Zelfs crisis leidt niet tot snelle hervormingen (*) (analyse)

Opkomende economieën als India, China en Brazilië hebben dankzij de crisis stormenderhand een bevoorrechte plaats verworven aan de internationale economische onderhandelingstafels. Maar de hervorming van cruciale instellingen als de Wereldbank en het Internationaal Monetair Fonds draait uit op een veel hardere strijd. Het internationale financiële systeem op een andere leest schoeien is nog minder snel haalbaar.

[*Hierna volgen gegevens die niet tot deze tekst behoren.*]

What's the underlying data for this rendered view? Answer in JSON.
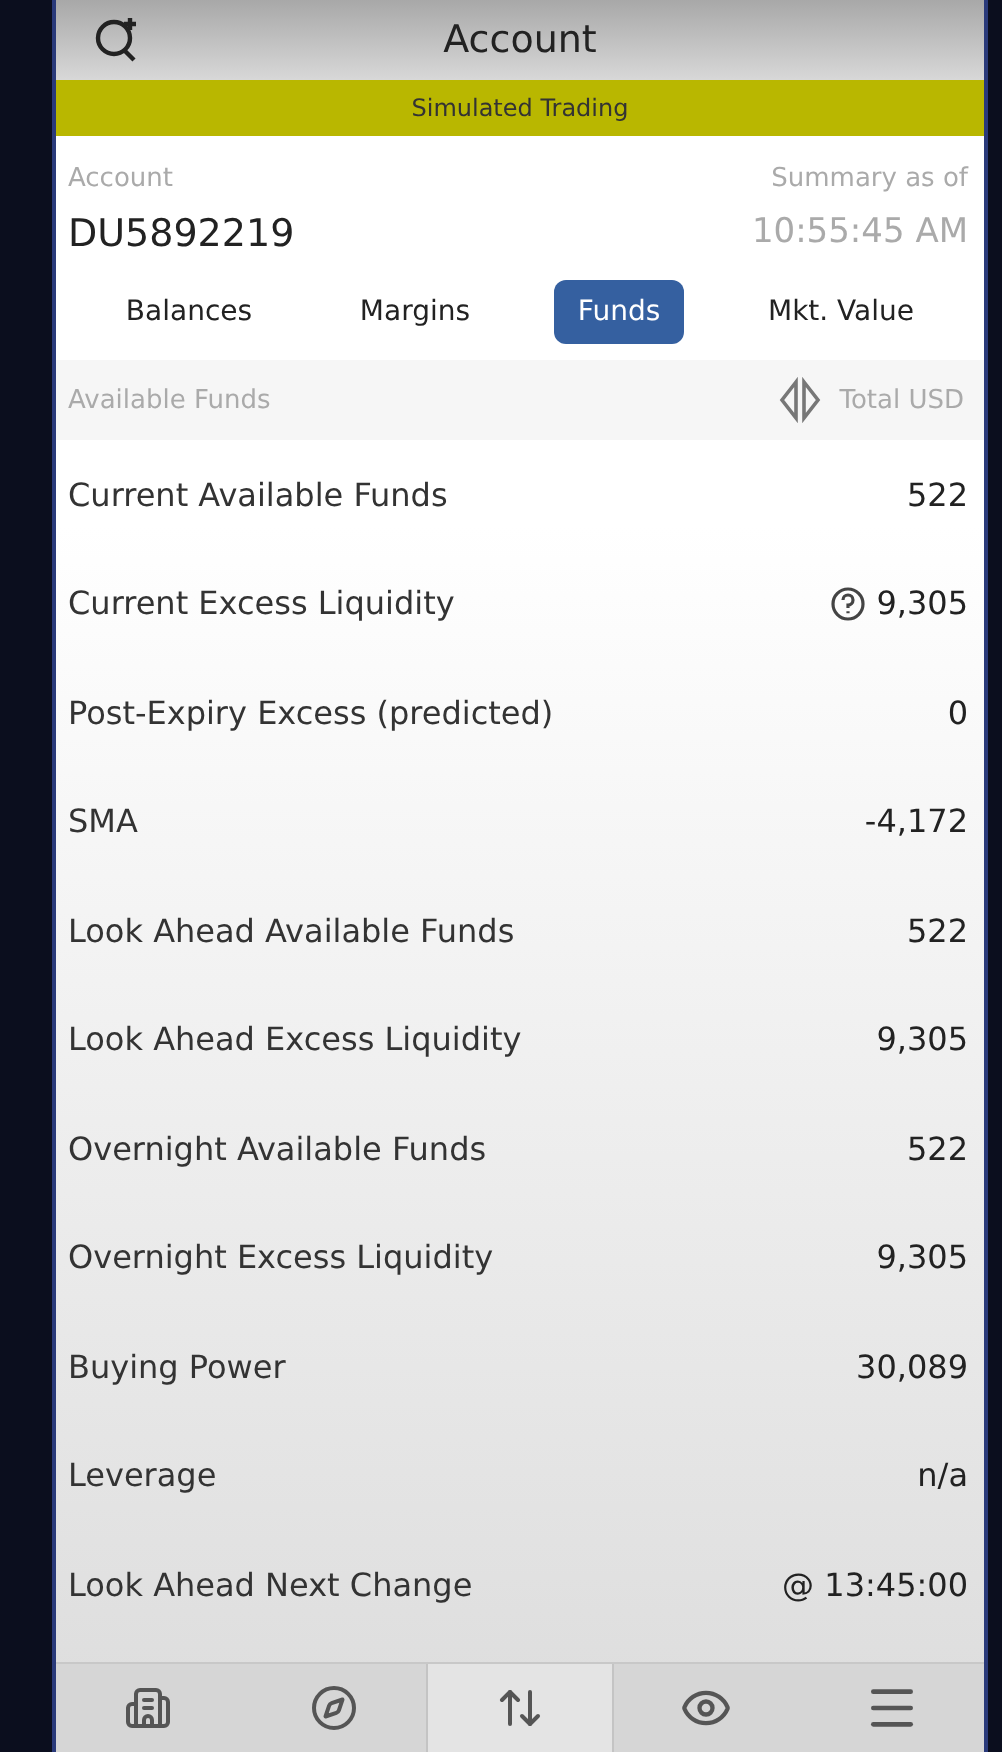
{
  "header": {
    "title": "Account"
  },
  "banner": "Simulated Trading",
  "account": {
    "label": "Account",
    "id": "DU5892219",
    "summary_label": "Summary as of",
    "time": "10:55:45 AM"
  },
  "tabs": [
    {
      "label": "Balances",
      "selected": false
    },
    {
      "label": "Margins",
      "selected": false
    },
    {
      "label": "Funds",
      "selected": true
    },
    {
      "label": "Mkt. Value",
      "selected": false
    }
  ],
  "section": {
    "title": "Available Funds",
    "currency": "Total USD"
  },
  "rows": [
    {
      "label": "Current Available Funds",
      "value": "522",
      "help": false
    },
    {
      "label": "Current Excess Liquidity",
      "value": "9,305",
      "help": true
    },
    {
      "label": "Post-Expiry Excess (predicted)",
      "value": "0",
      "help": false
    },
    {
      "label": "SMA",
      "value": "-4,172",
      "help": false
    },
    {
      "label": "Look Ahead Available Funds",
      "value": "522",
      "help": false
    },
    {
      "label": "Look Ahead Excess Liquidity",
      "value": "9,305",
      "help": false
    },
    {
      "label": "Overnight Available Funds",
      "value": "522",
      "help": false
    },
    {
      "label": "Overnight Excess Liquidity",
      "value": "9,305",
      "help": false
    },
    {
      "label": "Buying Power",
      "value": "30,089",
      "help": false
    },
    {
      "label": "Leverage",
      "value": "n/a",
      "help": false
    },
    {
      "label": "Look Ahead Next Change",
      "value": "@ 13:45:00",
      "help": false
    }
  ],
  "nav": [
    {
      "kind": "portfolio",
      "selected": false
    },
    {
      "kind": "explore",
      "selected": false
    },
    {
      "kind": "trade",
      "selected": true
    },
    {
      "kind": "watch",
      "selected": false
    },
    {
      "kind": "menu",
      "selected": false
    }
  ]
}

In minder dan een jaar tijd – van de top in Washington na het uitbreken van de financiële crisis in november vorig jaar tot de bijeenkomst van Pittsburgh van 24 en 25 september van dit jaar – heeft de G20 de G8 afgelost als belangrijkste overlegforum voor internationale economische thema’s. De opwaardering van de G20 betekent symbolisch een grote stap vooruit voor China, India, Brazilië en de andere ontwikkelingslanden in de groep. De G20-leden maken sinds april dit jaar ook allemaal deel uit van de Financial Stability Board, een samenwerkingsorgaan dat verstoringen van het internationale financiële systeem moet voorkomen, en zetelen ook in het Basel Committee on Banking Supervision, dat toezicht houdt op grote banken.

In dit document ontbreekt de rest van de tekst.